Tout comme la cuisine, le poison c’est un truc de bonnes femmes. Et ce depuis la nuit des temps. Le mythe de la femme-poison colle à l’imaginaire misogyne comme l’arsenic au fond de la soupe, et pourtant les hommes empoisonnent aussi. Ce sont toutefois les empoisonneuses au féminin qui attisent les passions et crèvent l’audimat des émissions de faits-divers. On a cherché à savoir pourquoi.

“La diabolique de Nancy”, “L’ange noir”, “la beauté empoisonnée”, etc. Non, ce ne sont pas des noms de parfums, même si on pourrait s’y méprendre. Les journaux redoublent d’imagination quand il s’agit de qualifier les femmes accusées de meurtre par empoisonnemment. Des sorcières aux sirènes, d’Ève à Pandore, un mélange de sensualité et de dangerosité, l’imaginaire collectif souscrit à l’idée d’une féminité monstrueuse.

Violette Nozières, “le monstre en jupon”

Il existe des crimes qui sont associés par nature aux femmes” affirme Alyssia Favre, doctorante en histoire du droit à l’Université de Bordeaux. Toutefois, dans son étude sur le crime d’empoisonnement féminin entre le XIXe et le XXe siècle, elle découvre qu’il y a en réalité un faible écart statistique entre les hommes et les femmes auteur·ices d’empoisonnement. Les chiffres ont été établis sur une temporalité restreinte, de 1825 à 1933. Il n’y a donc rien avant et rien après.
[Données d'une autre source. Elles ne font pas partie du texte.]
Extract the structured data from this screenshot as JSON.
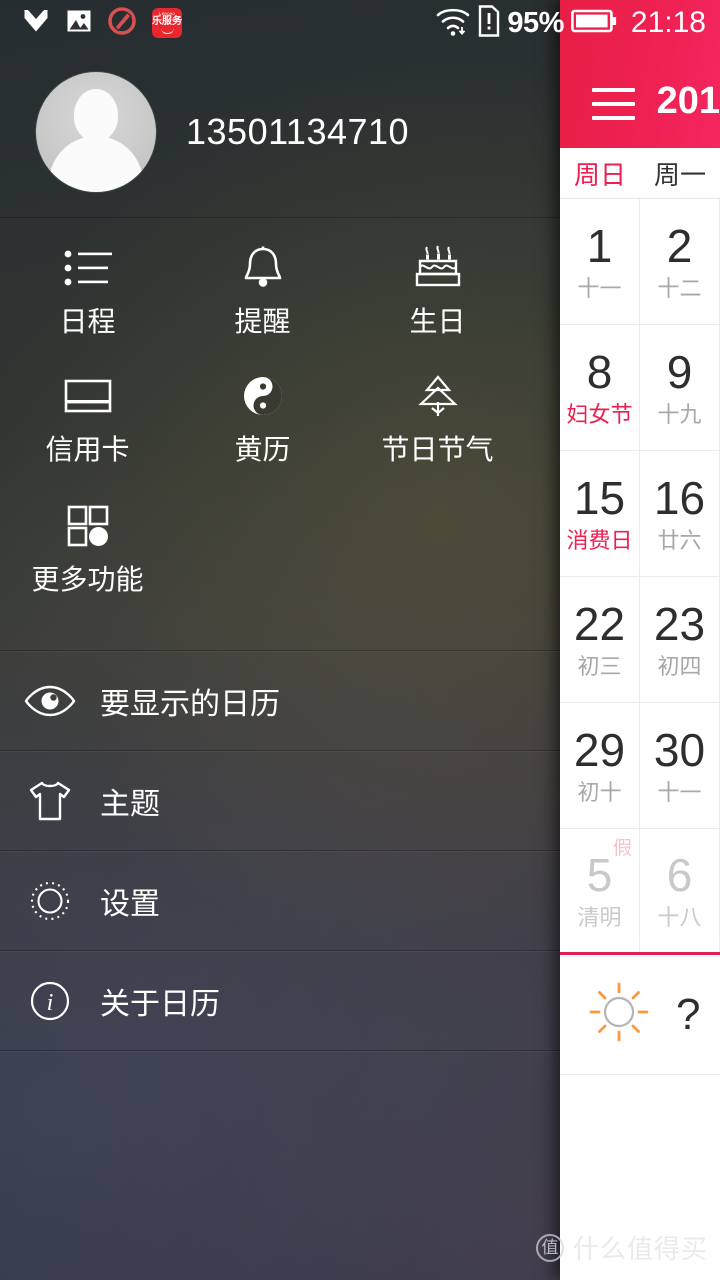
{
  "statusbar": {
    "icons": [
      "shield-icon",
      "gallery-icon",
      "edit-circle-icon",
      "lenovo-service-icon"
    ],
    "lenovo_badge": {
      "brand": "Lenovo",
      "label": "乐服务"
    },
    "wifi_icon": "wifi-icon",
    "sim_alert_icon": "sim-alert-icon",
    "battery_percent": "95%",
    "battery_icon": "battery-icon",
    "clock": "21:18"
  },
  "drawer": {
    "profile": {
      "avatar_icon": "avatar-placeholder-icon",
      "phone": "13501134710"
    },
    "grid": [
      [
        {
          "icon": "list-icon",
          "label": "日程"
        },
        {
          "icon": "bell-icon",
          "label": "提醒"
        },
        {
          "icon": "birthday-cake-icon",
          "label": "生日"
        }
      ],
      [
        {
          "icon": "credit-card-icon",
          "label": "信用卡"
        },
        {
          "icon": "yin-yang-icon",
          "label": "黄历"
        },
        {
          "icon": "pine-tree-icon",
          "label": "节日节气"
        }
      ],
      [
        {
          "icon": "grid-apps-icon",
          "label": "更多功能"
        }
      ]
    ],
    "list": [
      {
        "icon": "eye-icon",
        "label": "要显示的日历"
      },
      {
        "icon": "tshirt-icon",
        "label": "主题"
      },
      {
        "icon": "gear-icon",
        "label": "设置"
      },
      {
        "icon": "info-icon",
        "label": "关于日历"
      }
    ]
  },
  "calendar": {
    "menu_icon": "hamburger-menu-icon",
    "title": "201",
    "accent_color": "#ec1f50",
    "weekdays": [
      {
        "label": "周日",
        "weekend": true
      },
      {
        "label": "周一",
        "weekend": false
      }
    ],
    "weeks": [
      [
        {
          "num": "1",
          "sub": "十一",
          "festival": false,
          "out": false
        },
        {
          "num": "2",
          "sub": "十二",
          "festival": false,
          "out": false
        }
      ],
      [
        {
          "num": "8",
          "sub": "妇女节",
          "festival": true,
          "out": false
        },
        {
          "num": "9",
          "sub": "十九",
          "festival": false,
          "out": false
        }
      ],
      [
        {
          "num": "15",
          "sub": "消费日",
          "festival": true,
          "out": false
        },
        {
          "num": "16",
          "sub": "廿六",
          "festival": false,
          "out": false
        }
      ],
      [
        {
          "num": "22",
          "sub": "初三",
          "festival": false,
          "out": false
        },
        {
          "num": "23",
          "sub": "初四",
          "festival": false,
          "out": false
        }
      ],
      [
        {
          "num": "29",
          "sub": "初十",
          "festival": false,
          "out": false
        },
        {
          "num": "30",
          "sub": "十一",
          "festival": false,
          "out": false
        }
      ],
      [
        {
          "num": "5",
          "sub": "清明",
          "festival": false,
          "out": true,
          "badge": "假"
        },
        {
          "num": "6",
          "sub": "十八",
          "festival": false,
          "out": true
        }
      ]
    ],
    "weather": {
      "icon": "sun-icon",
      "value": "?"
    }
  },
  "watermark": {
    "logo": "值",
    "text": "什么值得买"
  }
}
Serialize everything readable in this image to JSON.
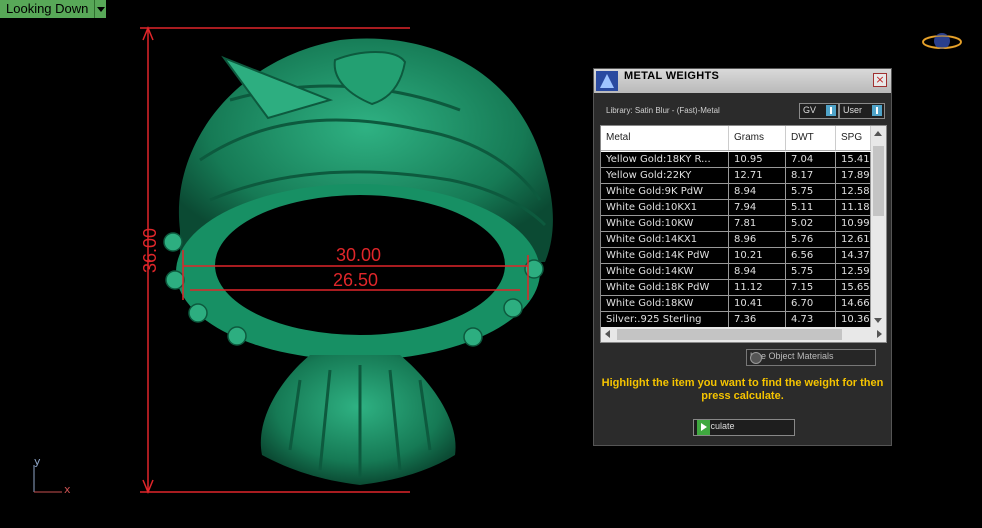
{
  "viewport": {
    "view_label": "Looking Down",
    "dimensions": {
      "height": "36.00",
      "outer_width": "30.00",
      "inner_width": "26.50"
    },
    "axis": {
      "y": "y",
      "x": "x"
    }
  },
  "panel": {
    "title": "METAL WEIGHTS",
    "library_label": "Library: Satin Blur - (Fast)-Metal",
    "gv_label": "GV",
    "user_label": "User",
    "columns": [
      "Metal",
      "Grams",
      "DWT",
      "SPG"
    ],
    "rows": [
      [
        "Yellow Gold:18KY R...",
        "10.95",
        "7.04",
        "15.41"
      ],
      [
        "Yellow Gold:22KY",
        "12.71",
        "8.17",
        "17.89"
      ],
      [
        "White Gold:9K PdW",
        "8.94",
        "5.75",
        "12.58"
      ],
      [
        "White Gold:10KX1",
        "7.94",
        "5.11",
        "11.18"
      ],
      [
        "White Gold:10KW",
        "7.81",
        "5.02",
        "10.99"
      ],
      [
        "White Gold:14KX1",
        "8.96",
        "5.76",
        "12.61"
      ],
      [
        "White Gold:14K PdW",
        "10.21",
        "6.56",
        "14.37"
      ],
      [
        "White Gold:14KW",
        "8.94",
        "5.75",
        "12.59"
      ],
      [
        "White Gold:18K PdW",
        "11.12",
        "7.15",
        "15.65"
      ],
      [
        "White Gold:18KW",
        "10.41",
        "6.70",
        "14.66"
      ],
      [
        "Silver:.925 Sterling",
        "7.36",
        "4.73",
        "10.36"
      ]
    ],
    "use_object_materials": "Use Object Materials",
    "hint": "Highlight the item you want to find the weight for then press calculate.",
    "calculate_label": "Calculate"
  },
  "colors": {
    "ring": "#1e8a62",
    "dimension": "#e0262a",
    "hint": "#f5c400"
  }
}
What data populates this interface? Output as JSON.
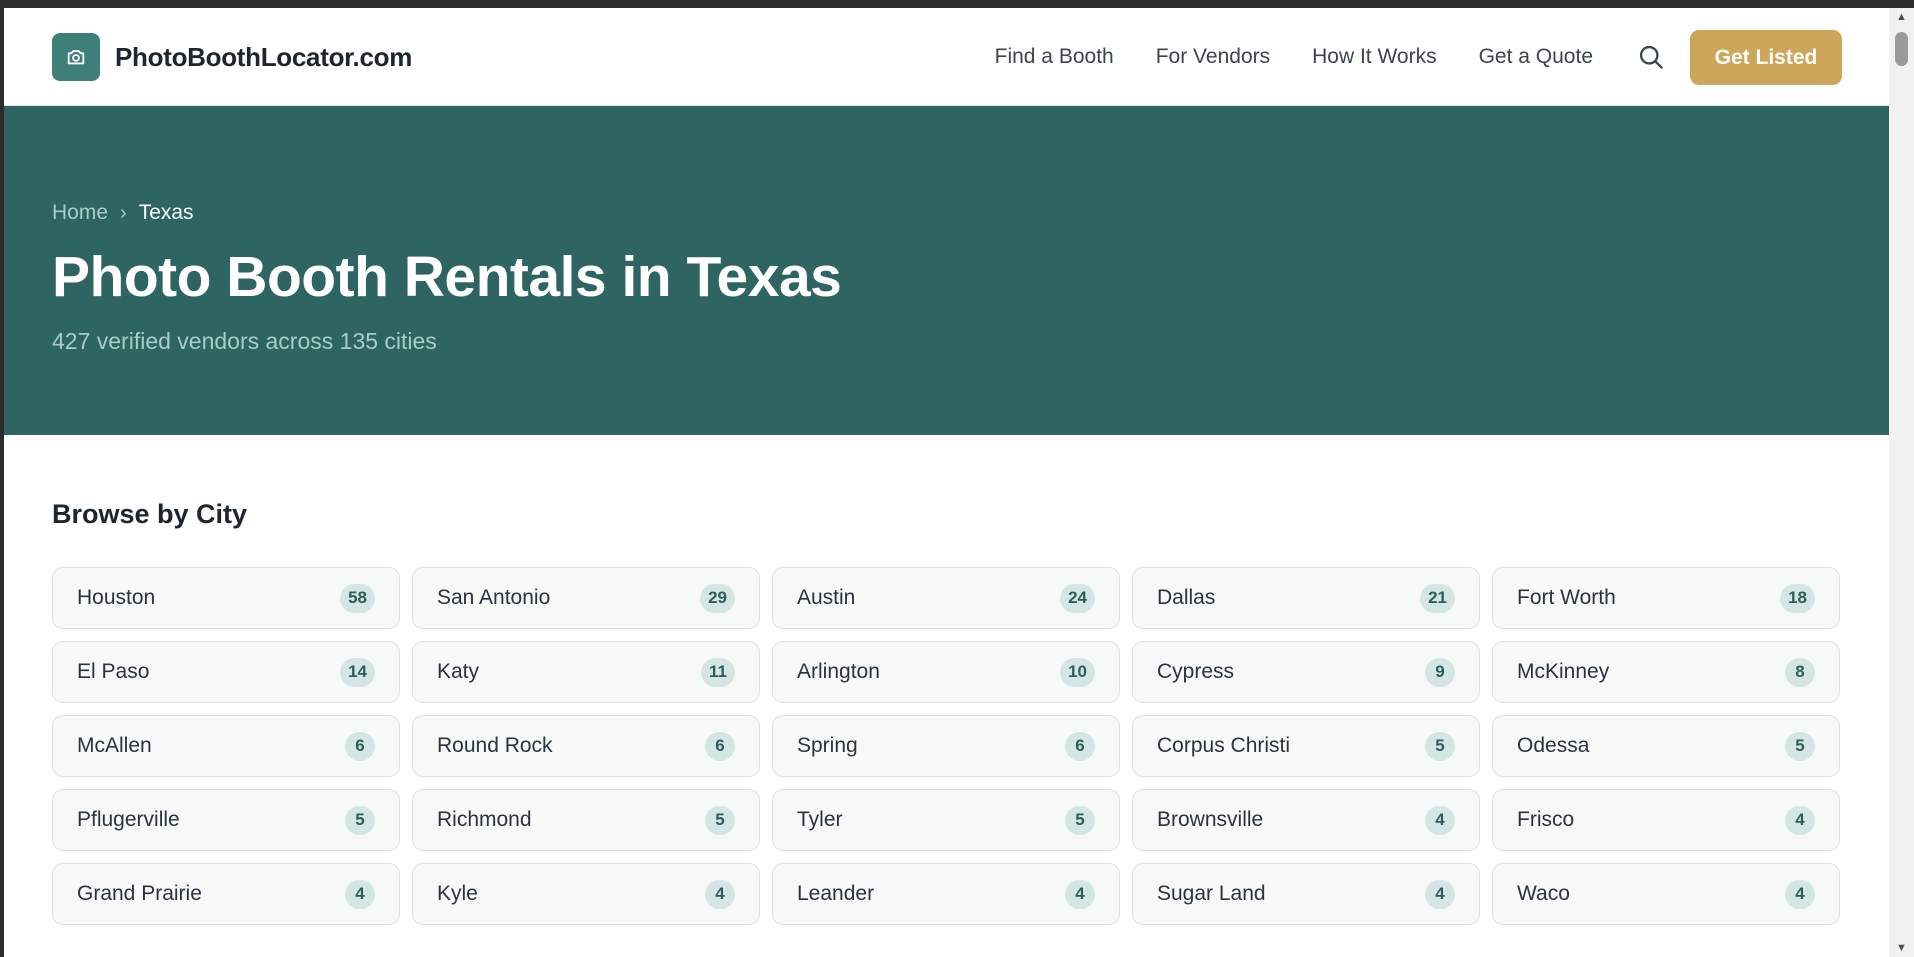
{
  "header": {
    "logo_text": "PhotoBoothLocator.com",
    "logo_icon": "camera-icon",
    "nav": [
      "Find a Booth",
      "For Vendors",
      "How It Works",
      "Get a Quote"
    ],
    "search_icon": "search-icon",
    "cta_label": "Get Listed"
  },
  "hero": {
    "breadcrumb_home": "Home",
    "breadcrumb_sep": "›",
    "breadcrumb_current": "Texas",
    "title": "Photo Booth Rentals in Texas",
    "subtitle": "427 verified vendors across 135 cities"
  },
  "browse": {
    "title": "Browse by City",
    "cities": [
      {
        "name": "Houston",
        "count": "58"
      },
      {
        "name": "San Antonio",
        "count": "29"
      },
      {
        "name": "Austin",
        "count": "24"
      },
      {
        "name": "Dallas",
        "count": "21"
      },
      {
        "name": "Fort Worth",
        "count": "18"
      },
      {
        "name": "El Paso",
        "count": "14"
      },
      {
        "name": "Katy",
        "count": "11"
      },
      {
        "name": "Arlington",
        "count": "10"
      },
      {
        "name": "Cypress",
        "count": "9"
      },
      {
        "name": "McKinney",
        "count": "8"
      },
      {
        "name": "McAllen",
        "count": "6"
      },
      {
        "name": "Round Rock",
        "count": "6"
      },
      {
        "name": "Spring",
        "count": "6"
      },
      {
        "name": "Corpus Christi",
        "count": "5"
      },
      {
        "name": "Odessa",
        "count": "5"
      },
      {
        "name": "Pflugerville",
        "count": "5"
      },
      {
        "name": "Richmond",
        "count": "5"
      },
      {
        "name": "Tyler",
        "count": "5"
      },
      {
        "name": "Brownsville",
        "count": "4"
      },
      {
        "name": "Frisco",
        "count": "4"
      },
      {
        "name": "Grand Prairie",
        "count": "4"
      },
      {
        "name": "Kyle",
        "count": "4"
      },
      {
        "name": "Leander",
        "count": "4"
      },
      {
        "name": "Sugar Land",
        "count": "4"
      },
      {
        "name": "Waco",
        "count": "4"
      }
    ]
  },
  "colors": {
    "brand_teal": "#2e6461",
    "accent_gold": "#cda65a"
  }
}
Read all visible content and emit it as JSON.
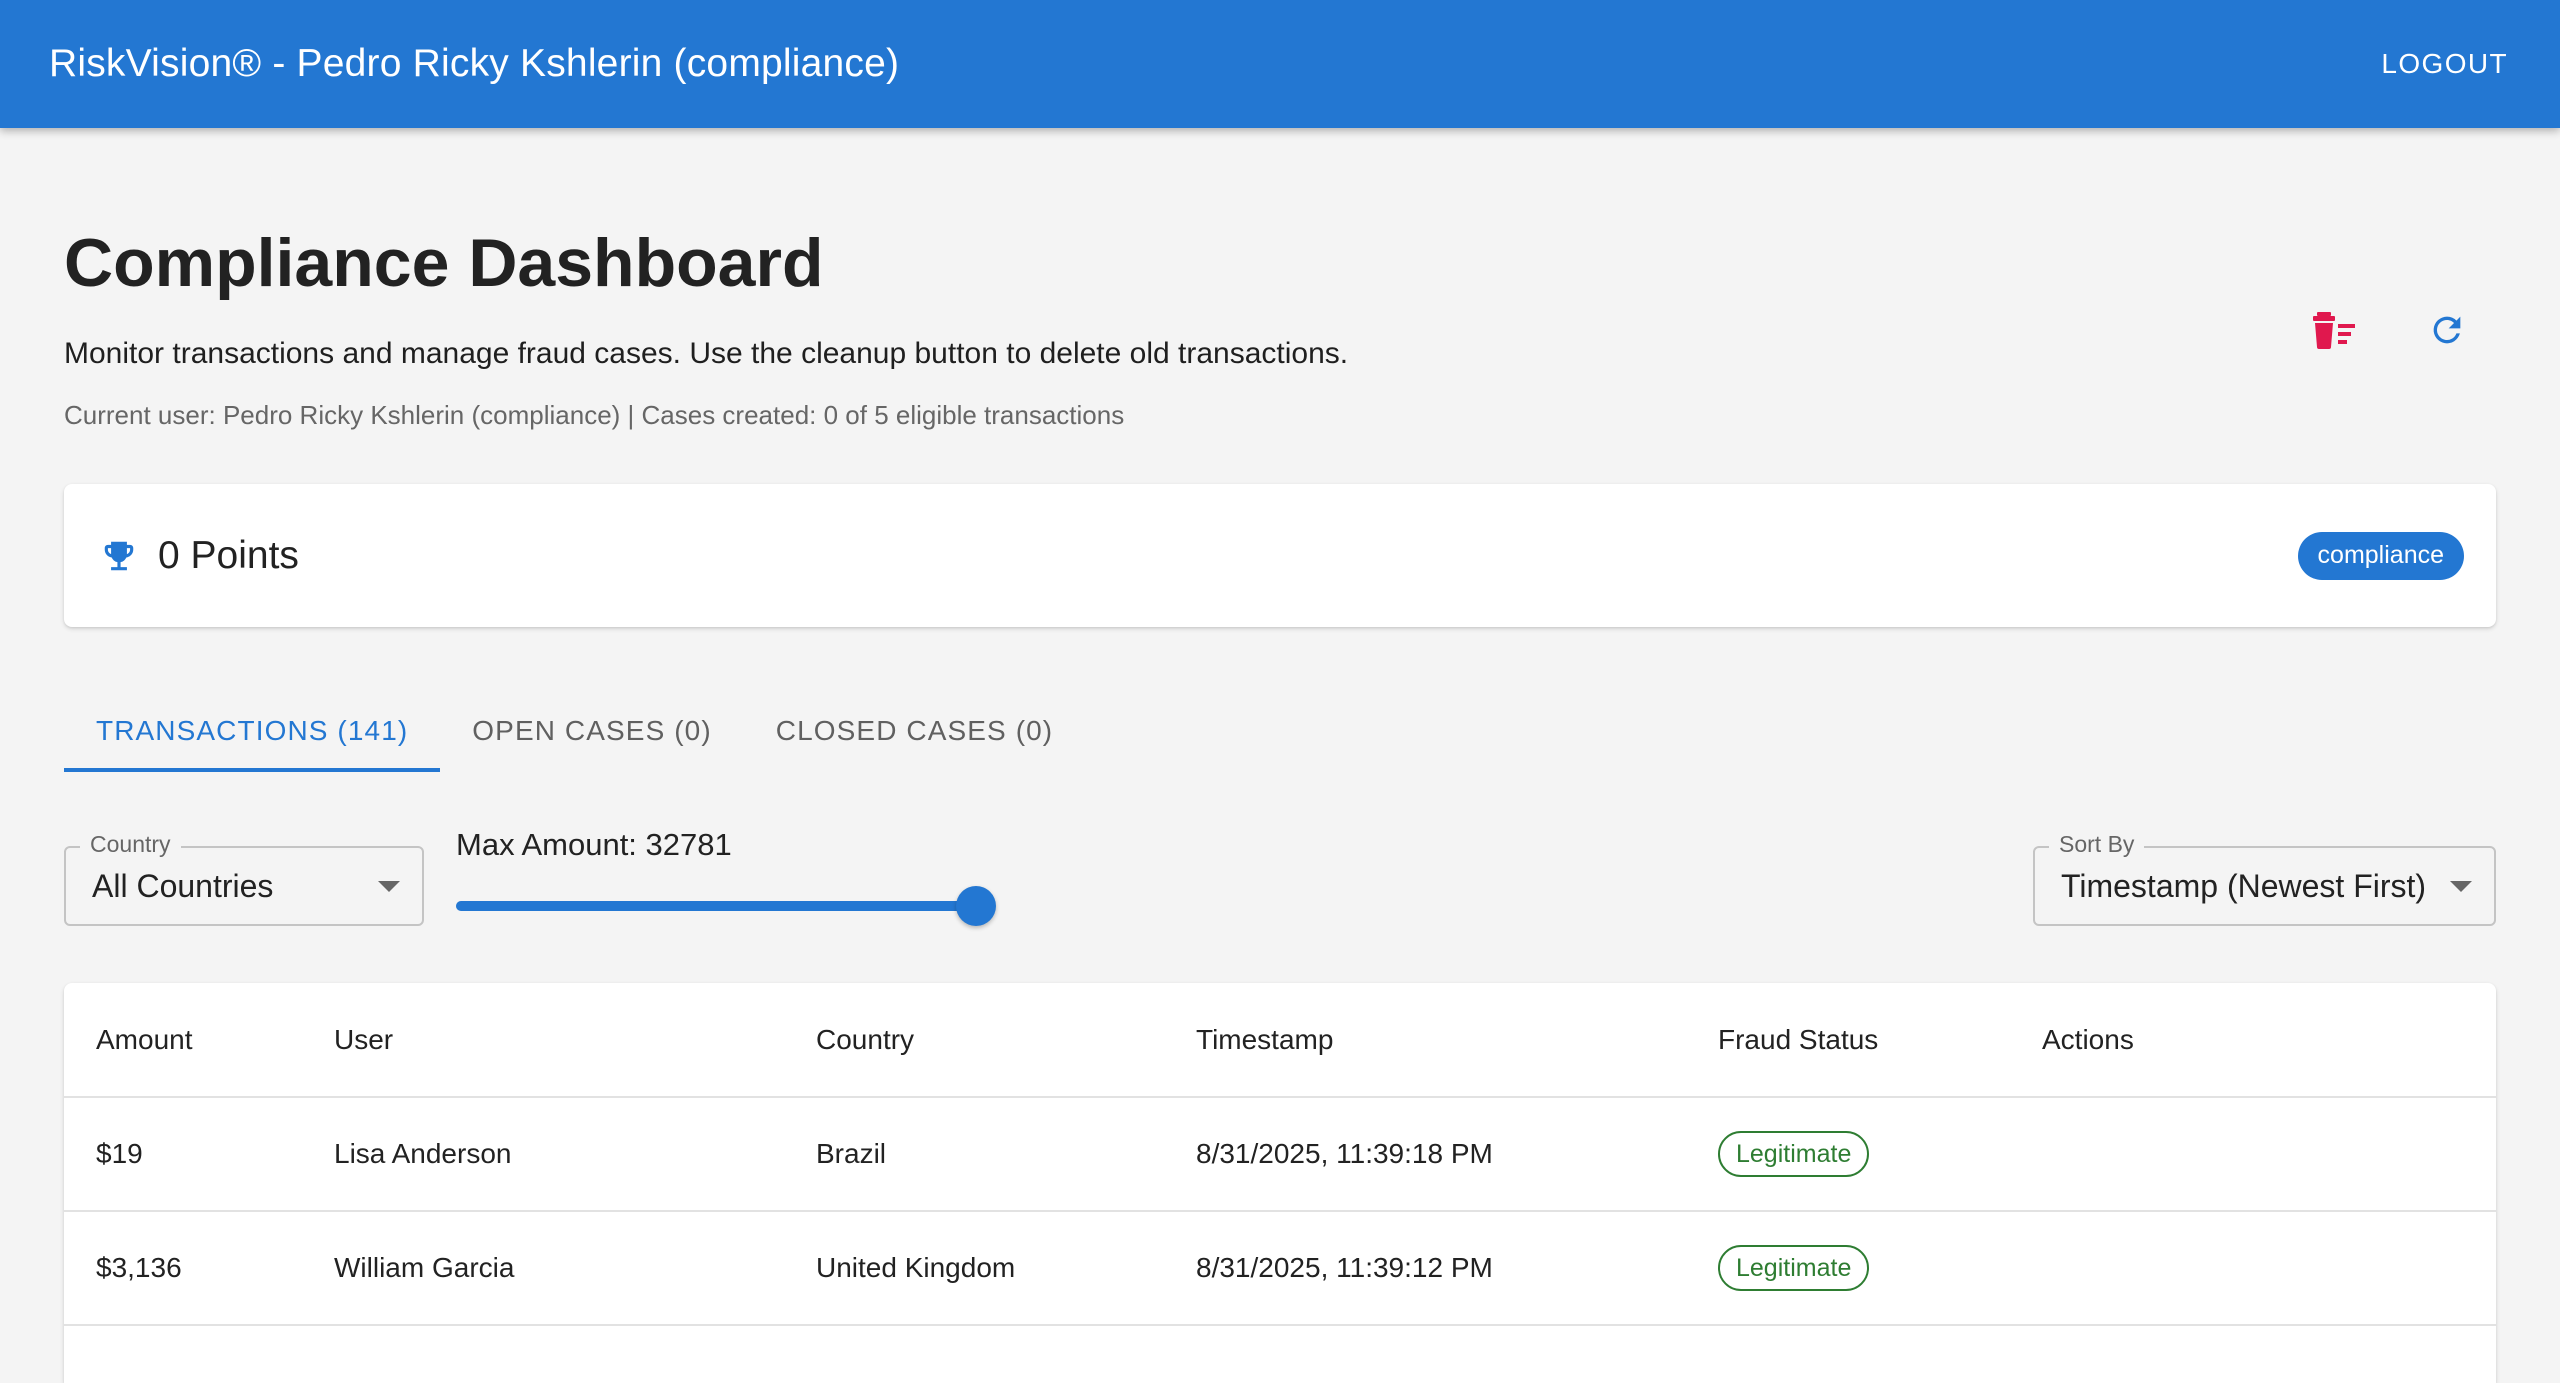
{
  "appbar": {
    "title": "RiskVision® - Pedro Ricky Kshlerin (compliance)",
    "logout_label": "LOGOUT"
  },
  "header": {
    "title": "Compliance Dashboard",
    "description": "Monitor transactions and manage fraud cases. Use the cleanup button to delete old transactions.",
    "meta": "Current user: Pedro Ricky Kshlerin (compliance) | Cases created: 0 of 5 eligible transactions",
    "actions": [
      {
        "name": "cleanup",
        "icon": "delete-sweep-icon",
        "color": "#e0184e"
      },
      {
        "name": "refresh",
        "icon": "refresh-icon",
        "color": "#2377d2"
      }
    ]
  },
  "points_card": {
    "icon": "trophy-icon",
    "points_text": "0 Points",
    "role_chip": "compliance"
  },
  "tabs": [
    {
      "label": "TRANSACTIONS (141)",
      "active": true
    },
    {
      "label": "OPEN CASES (0)",
      "active": false
    },
    {
      "label": "CLOSED CASES (0)",
      "active": false
    }
  ],
  "filters": {
    "country": {
      "legend": "Country",
      "value": "All Countries"
    },
    "max_amount": {
      "label": "Max Amount: 32781",
      "fraction": 1.0
    },
    "sort": {
      "legend": "Sort By",
      "value": "Timestamp (Newest First)"
    }
  },
  "table": {
    "columns": [
      "Amount",
      "User",
      "Country",
      "Timestamp",
      "Fraud Status",
      "Actions"
    ],
    "rows": [
      {
        "amount": "$19",
        "user": "Lisa Anderson",
        "country": "Brazil",
        "timestamp": "8/31/2025, 11:39:18 PM",
        "status": "Legitimate"
      },
      {
        "amount": "$3,136",
        "user": "William Garcia",
        "country": "United Kingdom",
        "timestamp": "8/31/2025, 11:39:12 PM",
        "status": "Legitimate"
      },
      {
        "amount": "",
        "user": "",
        "country": "",
        "timestamp": "",
        "status": ""
      }
    ]
  },
  "colors": {
    "primary": "#2377d2",
    "danger": "#e0184e",
    "success": "#2e7d32",
    "background": "#f4f4f4"
  }
}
Si il y a eu globalement plus d’empoisonneuses sur le siècle étudié, 8% de plus, la tendance s’est inversée à plusieurs reprises.  Ce n’est pas suffisant pour établir le crime d’empoisonnement comme spécifiquement féminin.

Pourtant les empoisonnements féminins fascinent les médias. Pour Brigitte Rochelandet, docteure en Histoire des Mentalités : “La figure de l’empoisonneuse est le fruit de fantasmes masculins portés sur les femmes. On aime à croire qu’elles sont capables du pire.

L’opinion publique et la justice se montrent particulièrement intransigeantes quand ce sont des femmes qui sont accusées d’empoisonnement

Alyssia Favre, doctorante en histoire du droit

Violette Nozières, par exemple, accusée de parricide par empoisonnement, avait été surnommée “le monstre en jupon” dans les années 30. Originaire de Paris, elle devient une figure locale en Alsace, car elle est emprisonnée dans la prison pour femmes de Haguenau. Le Journal de Haguenau s’empare de l’affaire en septembre 1933, et en décrit les rebondissements. Ils s’attardent sur la monstruosité de la criminelle plutôt que celle du crime. Décrite comme “frivole”, “cynique”,  ou encore “perverse”, en elle se dessine le portrait de la parfaite criminelle : elle traîne dans les bars parisiens, se prostitue occasionnellement, etc. Devant le juge d’instruction, Violette Nozières accuse son père d’inceste, mais cela ne suffira pas à assurer sa défense, elle est condamnée aux travaux forcés à perpétuité. 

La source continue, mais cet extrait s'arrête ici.